Fields was half of the great comic duo Weber and Fields, the other half being Joe Weber. Fields and Weber started performing in museums, circuses, and variety houses in New York City. The young men had a "Dutch act" in which both portrayed German immigrants: such "dialect acts" (German, Irish, Jewish/Yiddish/ Blackface/African-American) were extremely common at the time, the comedy coming from the actors' mangling of the English language and dropping of malapropisms as they undertook life in America - in the case of Weber and Fields (or "Mike and Meyer" as their characters were known) and many of the other acts of this genre, this often involved gross stereotyping by dress and behavior, but also comedic and often sympathetic portrayals of the characters' attempts to fit into American society, or to "make it big" with some crafty scheme or at least to survive the typical poverty of the immigrant (a typical "Mike and Meyer" routine involved Meyer, the clever one, unsuccessfully trying to coach Meyer, the simpler one, in a scheme to get them a free lunch at a working-class saloon).

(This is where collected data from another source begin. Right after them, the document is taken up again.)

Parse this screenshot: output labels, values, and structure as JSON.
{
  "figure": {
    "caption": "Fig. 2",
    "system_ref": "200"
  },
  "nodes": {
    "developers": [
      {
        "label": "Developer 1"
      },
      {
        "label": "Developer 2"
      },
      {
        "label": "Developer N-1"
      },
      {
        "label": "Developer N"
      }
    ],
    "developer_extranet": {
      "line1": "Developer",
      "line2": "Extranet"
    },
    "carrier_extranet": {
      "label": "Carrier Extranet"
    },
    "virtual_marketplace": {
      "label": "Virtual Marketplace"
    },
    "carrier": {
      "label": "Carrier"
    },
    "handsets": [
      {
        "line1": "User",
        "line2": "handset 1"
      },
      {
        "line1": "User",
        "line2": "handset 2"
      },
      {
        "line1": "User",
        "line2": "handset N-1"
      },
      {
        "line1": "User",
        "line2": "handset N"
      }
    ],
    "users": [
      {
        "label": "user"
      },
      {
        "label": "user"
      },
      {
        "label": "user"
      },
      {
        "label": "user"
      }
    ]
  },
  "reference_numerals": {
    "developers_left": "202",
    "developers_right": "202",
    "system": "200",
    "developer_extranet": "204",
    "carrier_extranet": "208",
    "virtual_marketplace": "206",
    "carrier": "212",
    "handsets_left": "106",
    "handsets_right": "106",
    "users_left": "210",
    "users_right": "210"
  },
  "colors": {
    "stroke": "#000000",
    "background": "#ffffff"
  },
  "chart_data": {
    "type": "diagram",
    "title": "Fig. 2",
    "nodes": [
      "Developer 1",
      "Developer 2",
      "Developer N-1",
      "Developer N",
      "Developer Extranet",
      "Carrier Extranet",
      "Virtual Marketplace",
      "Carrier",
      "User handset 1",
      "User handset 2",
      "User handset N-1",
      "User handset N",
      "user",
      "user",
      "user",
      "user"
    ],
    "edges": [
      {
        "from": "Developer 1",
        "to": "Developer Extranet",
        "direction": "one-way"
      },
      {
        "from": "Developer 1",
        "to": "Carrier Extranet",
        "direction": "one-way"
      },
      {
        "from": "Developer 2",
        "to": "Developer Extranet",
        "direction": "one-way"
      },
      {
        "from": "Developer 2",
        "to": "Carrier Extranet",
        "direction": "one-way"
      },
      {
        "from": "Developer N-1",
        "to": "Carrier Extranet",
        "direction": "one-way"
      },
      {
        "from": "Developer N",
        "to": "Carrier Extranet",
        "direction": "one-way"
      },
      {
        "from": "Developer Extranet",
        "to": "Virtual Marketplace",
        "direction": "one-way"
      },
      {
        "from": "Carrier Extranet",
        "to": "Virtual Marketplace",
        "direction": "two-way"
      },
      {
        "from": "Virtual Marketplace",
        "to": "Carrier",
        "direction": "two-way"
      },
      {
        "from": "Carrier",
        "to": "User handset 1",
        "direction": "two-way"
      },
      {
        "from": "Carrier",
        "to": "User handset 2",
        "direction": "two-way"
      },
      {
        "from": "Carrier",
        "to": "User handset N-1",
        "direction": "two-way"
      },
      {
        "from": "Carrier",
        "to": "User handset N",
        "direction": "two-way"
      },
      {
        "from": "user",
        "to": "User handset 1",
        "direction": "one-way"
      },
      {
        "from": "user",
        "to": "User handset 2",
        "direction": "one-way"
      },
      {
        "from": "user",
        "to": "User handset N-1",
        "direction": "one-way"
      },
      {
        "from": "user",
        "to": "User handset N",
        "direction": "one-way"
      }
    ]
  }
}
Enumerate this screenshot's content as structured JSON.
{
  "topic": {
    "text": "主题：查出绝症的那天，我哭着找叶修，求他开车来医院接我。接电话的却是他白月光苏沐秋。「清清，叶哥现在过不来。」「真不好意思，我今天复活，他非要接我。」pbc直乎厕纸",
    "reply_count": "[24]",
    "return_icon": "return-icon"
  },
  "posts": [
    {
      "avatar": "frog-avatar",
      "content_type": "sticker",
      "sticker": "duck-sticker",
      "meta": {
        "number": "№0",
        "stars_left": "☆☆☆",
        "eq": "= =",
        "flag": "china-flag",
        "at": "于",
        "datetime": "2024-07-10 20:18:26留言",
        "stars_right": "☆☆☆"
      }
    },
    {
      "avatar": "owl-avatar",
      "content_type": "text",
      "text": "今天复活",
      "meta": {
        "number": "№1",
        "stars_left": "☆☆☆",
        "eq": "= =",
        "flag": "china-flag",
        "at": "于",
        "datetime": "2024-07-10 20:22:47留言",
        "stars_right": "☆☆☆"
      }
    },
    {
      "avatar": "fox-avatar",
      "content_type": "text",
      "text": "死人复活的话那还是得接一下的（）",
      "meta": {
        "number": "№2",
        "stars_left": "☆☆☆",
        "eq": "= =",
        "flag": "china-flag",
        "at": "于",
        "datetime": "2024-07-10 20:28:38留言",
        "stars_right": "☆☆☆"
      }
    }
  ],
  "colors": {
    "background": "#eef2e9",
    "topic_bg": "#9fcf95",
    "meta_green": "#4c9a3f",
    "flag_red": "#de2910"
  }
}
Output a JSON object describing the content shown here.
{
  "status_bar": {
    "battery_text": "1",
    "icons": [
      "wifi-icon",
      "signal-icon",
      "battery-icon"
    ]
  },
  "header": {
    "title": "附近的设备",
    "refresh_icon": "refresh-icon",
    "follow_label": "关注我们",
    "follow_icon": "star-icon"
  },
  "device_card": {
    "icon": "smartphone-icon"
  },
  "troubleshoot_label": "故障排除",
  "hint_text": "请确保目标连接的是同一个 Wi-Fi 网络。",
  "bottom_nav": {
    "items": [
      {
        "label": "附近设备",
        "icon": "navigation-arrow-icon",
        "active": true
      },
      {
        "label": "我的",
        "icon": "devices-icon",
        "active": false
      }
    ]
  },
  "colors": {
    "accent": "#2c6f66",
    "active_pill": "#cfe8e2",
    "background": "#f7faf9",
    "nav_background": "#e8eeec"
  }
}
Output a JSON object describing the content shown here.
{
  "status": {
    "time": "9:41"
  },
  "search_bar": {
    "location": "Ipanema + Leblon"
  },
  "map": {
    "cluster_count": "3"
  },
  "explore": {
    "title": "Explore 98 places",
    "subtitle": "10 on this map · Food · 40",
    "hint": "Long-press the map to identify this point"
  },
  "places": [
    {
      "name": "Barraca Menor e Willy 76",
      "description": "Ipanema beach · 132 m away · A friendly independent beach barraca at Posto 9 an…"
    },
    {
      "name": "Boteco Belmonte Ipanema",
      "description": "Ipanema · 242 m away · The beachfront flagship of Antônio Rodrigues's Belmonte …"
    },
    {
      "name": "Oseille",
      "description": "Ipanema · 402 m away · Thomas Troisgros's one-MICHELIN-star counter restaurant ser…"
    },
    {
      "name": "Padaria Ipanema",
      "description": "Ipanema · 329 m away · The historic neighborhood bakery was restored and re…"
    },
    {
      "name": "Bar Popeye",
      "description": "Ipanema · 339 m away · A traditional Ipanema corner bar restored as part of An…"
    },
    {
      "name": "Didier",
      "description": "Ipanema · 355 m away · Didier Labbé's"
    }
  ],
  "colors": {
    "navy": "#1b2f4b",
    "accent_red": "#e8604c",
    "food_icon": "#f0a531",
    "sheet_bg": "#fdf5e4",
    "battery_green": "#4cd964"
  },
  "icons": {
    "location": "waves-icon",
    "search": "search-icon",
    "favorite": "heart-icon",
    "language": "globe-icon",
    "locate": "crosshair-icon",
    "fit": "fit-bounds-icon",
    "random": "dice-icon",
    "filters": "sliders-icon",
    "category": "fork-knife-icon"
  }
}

They toured successfully in vaudeville for many years, becoming one of the most successful and richest acts in vaudeville. In 1896 the partners opened the Weber and Fields Music Hall where they produced very successful burlesques of popular Broadway shows. In the music hall's casts were some of the greatest performers and comics on the American stage at that time including Lillian Russell, Fay Templeton, and DeWolf Hopper.
The partners separated in 1904 and Fields took over operations at the music hall. He also went on to produce many musicals. When Fields starred in the 1911 stage comedy The Hen-Pecks, one of the supporting comedians in the cast was an obscure Englishman named Vernon Castle, later a famous ballroom dancer. In the RKO Radio Pictures film The Story of Vernon and Irene Castle (1939), Fields appeared as himself, re-enacting a slapstick comedy scene from The Hen-Pecks with Fred Astaire portraying Castle.
In 1923, Weber and Fields reunited for a short film made by Lee DeForest in the DeForest Phonofilm sound-on-film process, where the team recreated their famous pool hall routine. This film premiered at the Rivoli Theater in New York City on 15 April 1923. They also reunited for the 27 December 1932 inaugural show at Radio City Music Hall, which proved to be the last stage appearance of the two as a team.
Fields was the father of Dorothy, Herbert, and Joseph, all of whom enjoyed theatrical careers of their own.